While professional rugby returned at the weekend when New Zealand's Super Rugby Aotearoa launched, and Australia set to begin its own Super Rugby AU competition early next month, The Rugby Championship and the suspended northern hemisphere club seasons and the Six Nations are still to be either completed or be slotted into a new timeframe.

Just whether World Rugby can get all parties on board to move the July window from 2021, however, remains to be seen.

Moving the Test window, which was only shifted to July from June this year, would require the realignment of several other competitions, including several club tournaments whose officials have long resisted dramatic changes in the global rugby calendar.

"There was also commitment to further detailed commercial and player welfare modelling in full collaboration with the club game to better assess the viability and attractiveness, for all parties, of a potential new ongoing global release period of October/November from 2021, replacing the July window," the statement said of the July Test window.
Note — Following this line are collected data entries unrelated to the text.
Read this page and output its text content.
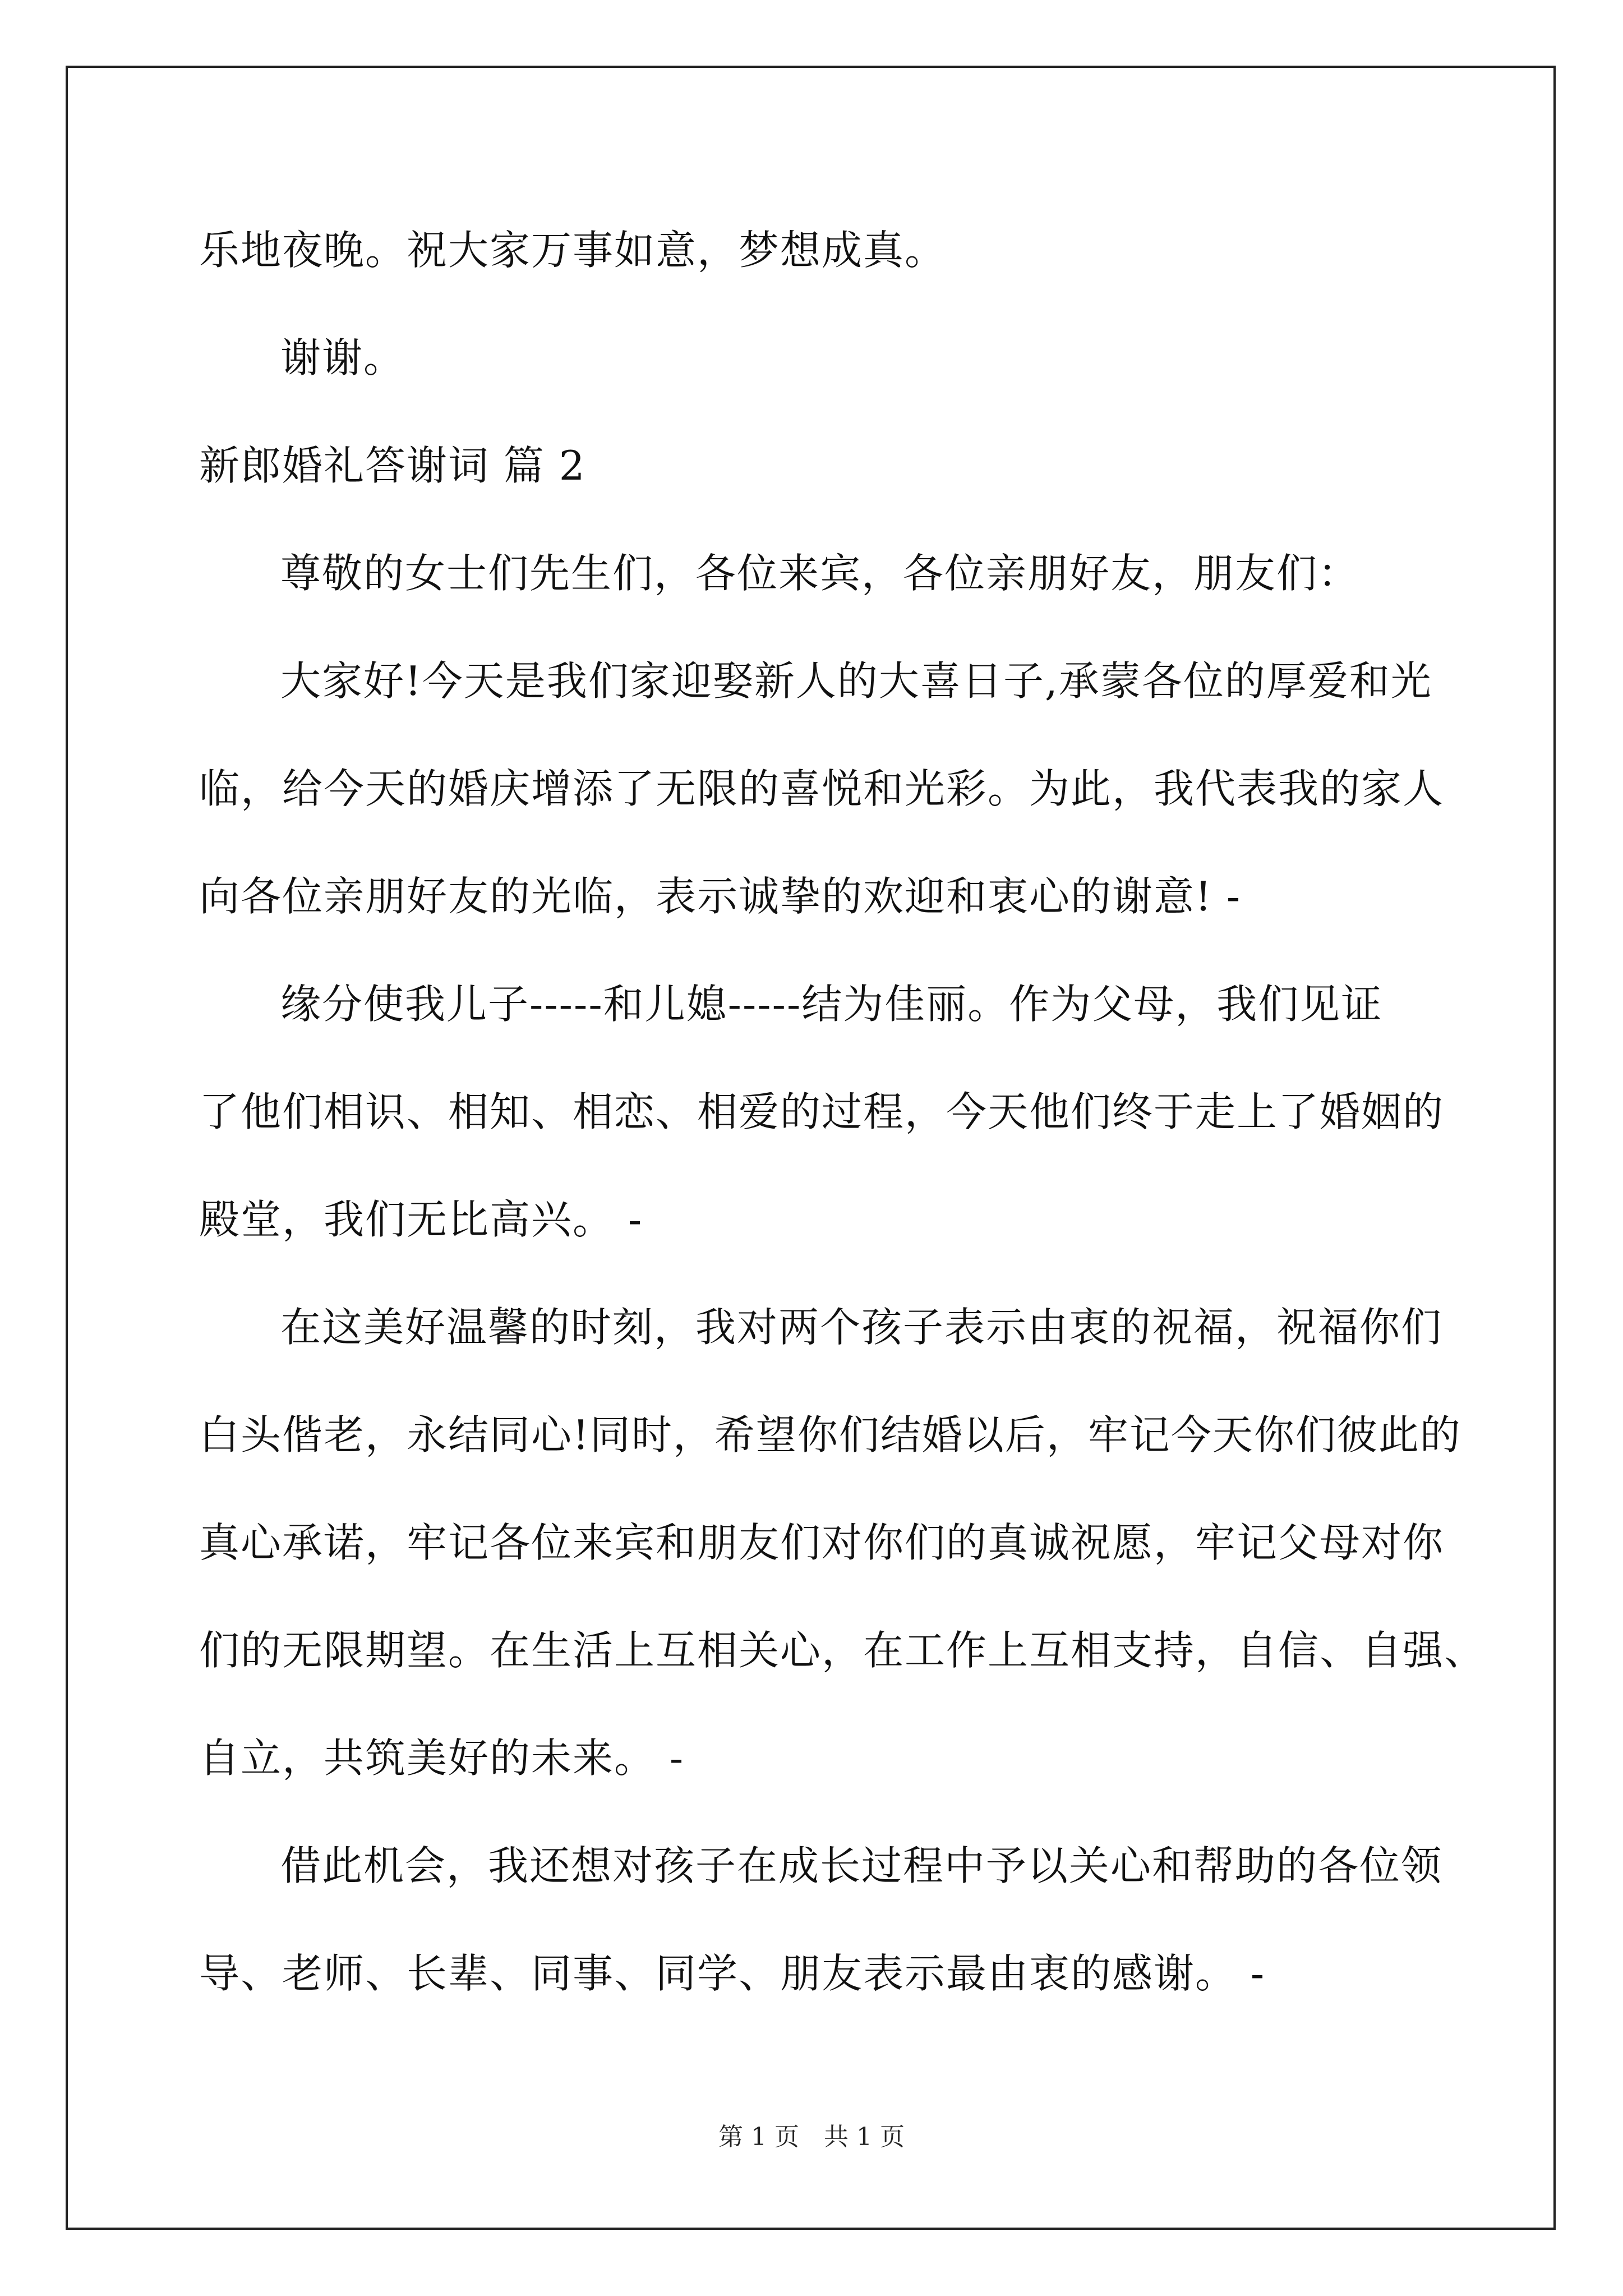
乐地夜晚。祝大家万事如意，梦想成真。
谢谢。
新郎婚礼答谢词 篇 2
尊敬的女士们先生们，各位来宾，各位亲朋好友，朋友们：
大家好!今天是我们家迎娶新人的大喜日子,承蒙各位的厚爱和光
临，给今天的婚庆增添了无限的喜悦和光彩。为此，我代表我的家人
向各位亲朋好友的光临，表示诚挚的欢迎和衷心的谢意! -
缘分使我儿子-----和儿媳-----结为佳丽。作为父母，我们见证
了他们相识、相知、相恋、相爱的过程，今天他们终于走上了婚姻的
殿堂，我们无比高兴。 -
在这美好温馨的时刻，我对两个孩子表示由衷的祝福，祝福你们
白头偕老，永结同心!同时，希望你们结婚以后，牢记今天你们彼此的
真心承诺，牢记各位来宾和朋友们对你们的真诚祝愿，牢记父母对你
们的无限期望。在生活上互相关心，在工作上互相支持，自信、自强、
自立，共筑美好的未来。 -
借此机会，我还想对孩子在成长过程中予以关心和帮助的各位领
导、老师、长辈、同事、同学、朋友表示最由衷的感谢。 -
第 1 页　共 1 页
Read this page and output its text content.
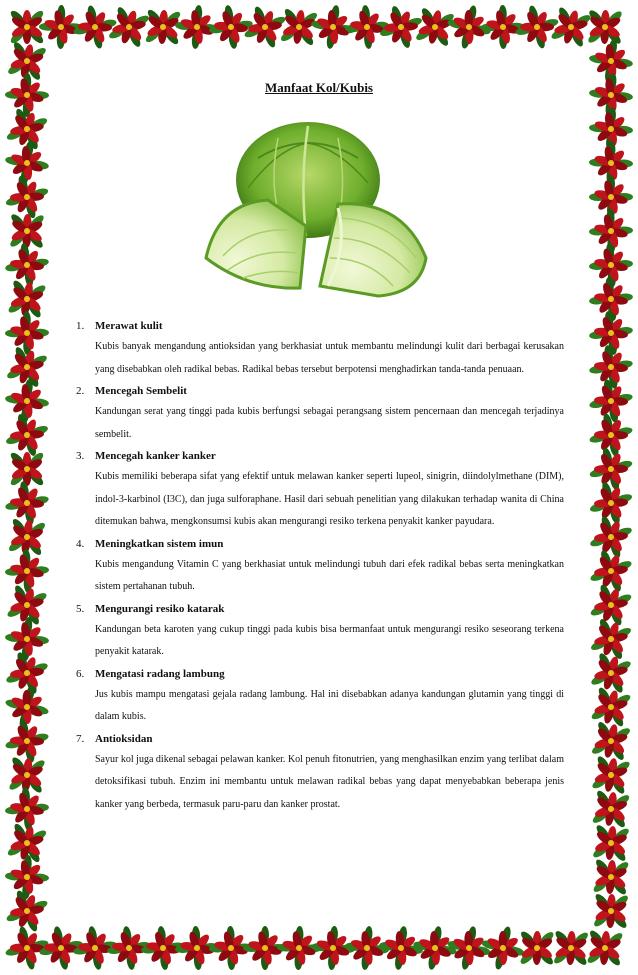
Manfaat Kol/Kubis
1. Merawat kulit

Kubis banyak mengandung antioksidan yang berkhasiat untuk membantu melindungi kulit dari berbagai kerusakan yang disebabkan oleh radikal bebas. Radikal bebas tersebut berpotensi menghadirkan tanda-tanda penuaan.

2. Mencegah Sembelit

Kandungan serat yang tinggi pada kubis berfungsi sebagai perangsang sistem pencernaan dan mencegah terjadinya sembelit.

3. Mencegah kanker kanker

Kubis memiliki beberapa sifat yang efektif untuk melawan kanker seperti lupeol, sinigrin, diindolylmethane (DIM), indol-3-karbinol (I3C), dan juga sulforaphane. Hasil dari sebuah penelitian yang dilakukan terhadap wanita di China ditemukan bahwa, mengkonsumsi kubis akan mengurangi resiko terkena penyakit kanker payudara.

4. Meningkatkan sistem imun

Kubis mengandung Vitamin C yang berkhasiat untuk melindungi tubuh dari efek radikal bebas serta meningkatkan sistem pertahanan tubuh.

5. Mengurangi resiko katarak

Kandungan beta karoten yang cukup tinggi pada kubis bisa bermanfaat untuk mengurangi resiko seseorang terkena penyakit katarak.

6. Mengatasi radang lambung

Jus kubis mampu mengatasi gejala radang lambung. Hal ini disebabkan adanya kandungan glutamin yang tinggi di dalam kubis.

7. Antioksidan

Sayur kol juga dikenal sebagai pelawan kanker. Kol penuh fitonutrien, yang menghasilkan enzim yang terlibat dalam detoksifikasi tubuh. Enzim ini membantu untuk melawan radikal bebas yang dapat menyebabkan beberapa jenis kanker yang berbeda, termasuk paru-paru dan kanker prostat.
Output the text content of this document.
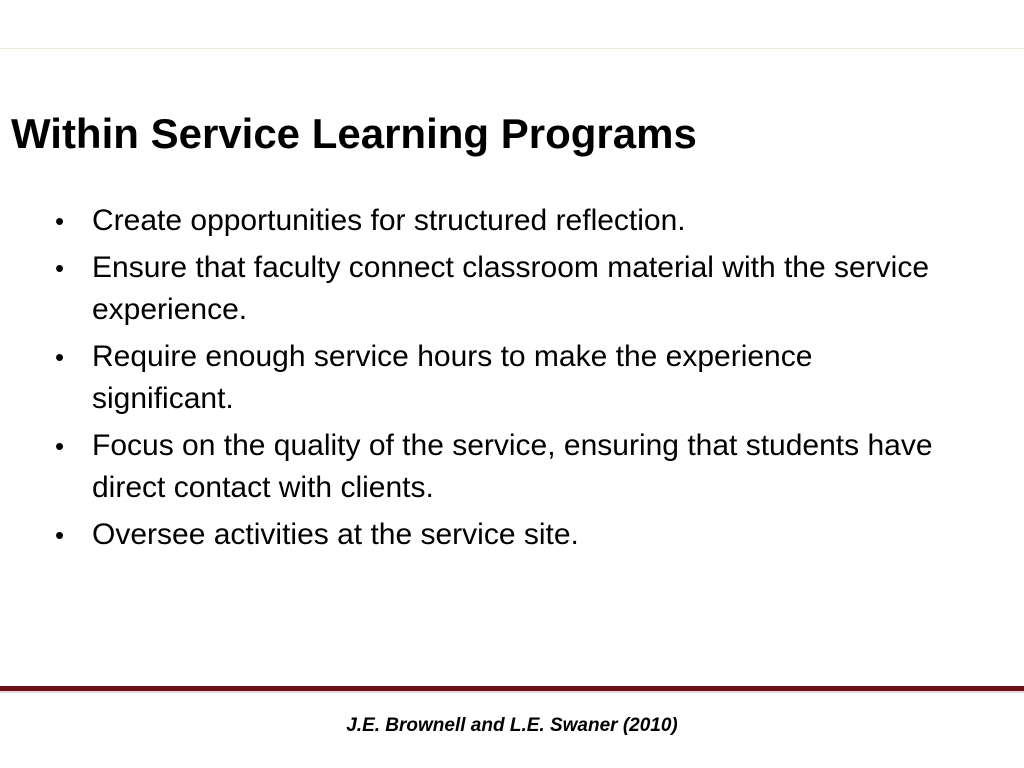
Within Service Learning Programs
• Create opportunities for structured reflection.
• Ensure that faculty connect classroom material with the service experience.
• Require enough service hours to make the experience significant.
• Focus on the quality of the service, ensuring that students have direct contact with clients.
• Oversee activities at the service site.
J.E. Brownell and L.E. Swaner (2010)
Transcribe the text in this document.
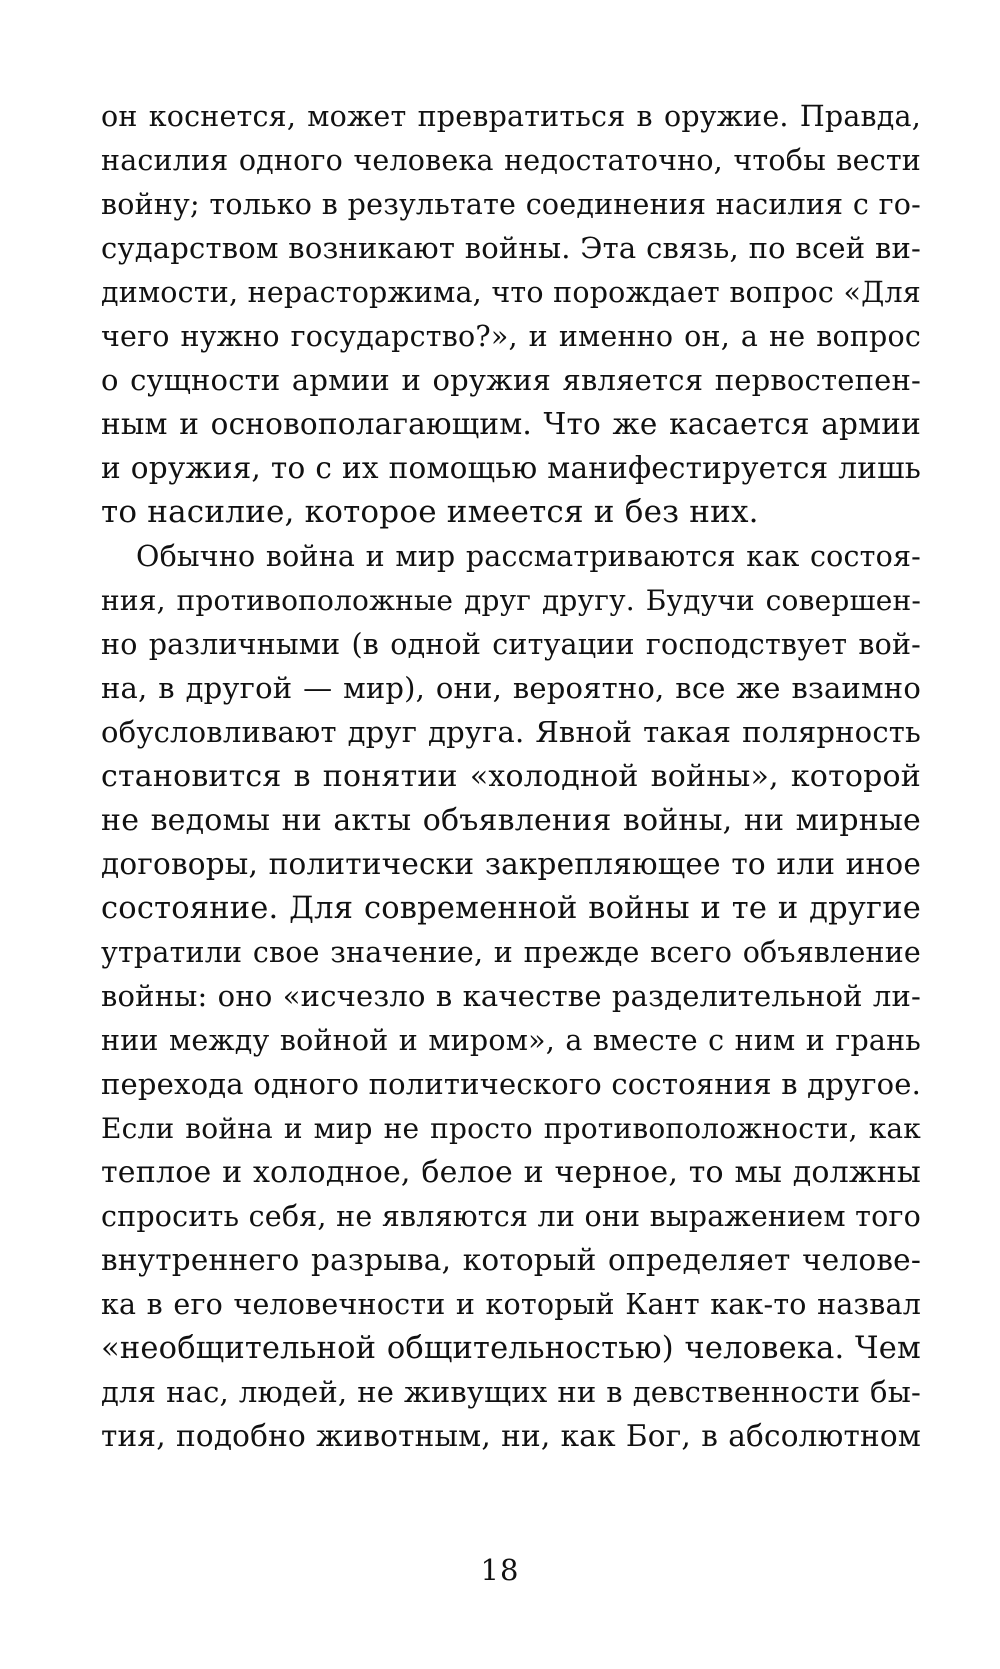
он коснется, может превратиться в оружие. Правда,
насилия одного человека недостаточно, чтобы вести
войну; только в результате соединения насилия с го-
сударством возникают войны. Эта связь, по всей ви-
димости, нерасторжима, что порождает вопрос «Для
чего нужно государство?», и именно он, а не вопрос
о сущности армии и оружия является первостепен-
ным и основополагающим. Что же касается армии
и оружия, то с их помощью манифестируется лишь
то насилие, которое имеется и без них.
Обычно война и мир рассматриваются как состоя-
ния, противоположные друг другу. Будучи совершен-
но различными (в одной ситуации господствует вой-
на, в другой — мир), они, вероятно, все же взаимно
обусловливают друг друга. Явной такая полярность
становится в понятии «холодной войны», которой
не ведомы ни акты объявления войны, ни мирные
договоры, политически закрепляющее то или иное
состояние. Для современной войны и те и другие
утратили свое значение, и прежде всего объявление
войны: оно «исчезло в качестве разделительной ли-
нии между войной и миром», а вместе с ним и грань
перехода одного политического состояния в другое.
Если война и мир не просто противоположности, как
теплое и холодное, белое и черное, то мы должны
спросить себя, не являются ли они выражением того
внутреннего разрыва, который определяет челове-
ка в его человечности и который Кант как-то назвал
«необщительной общительностью) человека. Чем
для нас, людей, не живущих ни в девственности бы-
тия, подобно животным, ни, как Бог, в абсолютном
18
"All stakeholders believe that meaningful reform of the international calendar is necessary in a much-changed post COVID-19 environment to revitalise the global game and deliver much-needed alignment between international and club rugby with fewer overlaps and enhanced player rest periods.

"Crucially, if managed appropriately, the proposed long-term calendar reform will enable meaningful pathways for emerging nations on a global and regional scale and the development of a global international women's competition model with defined windows that do not overlap with the men's competitions."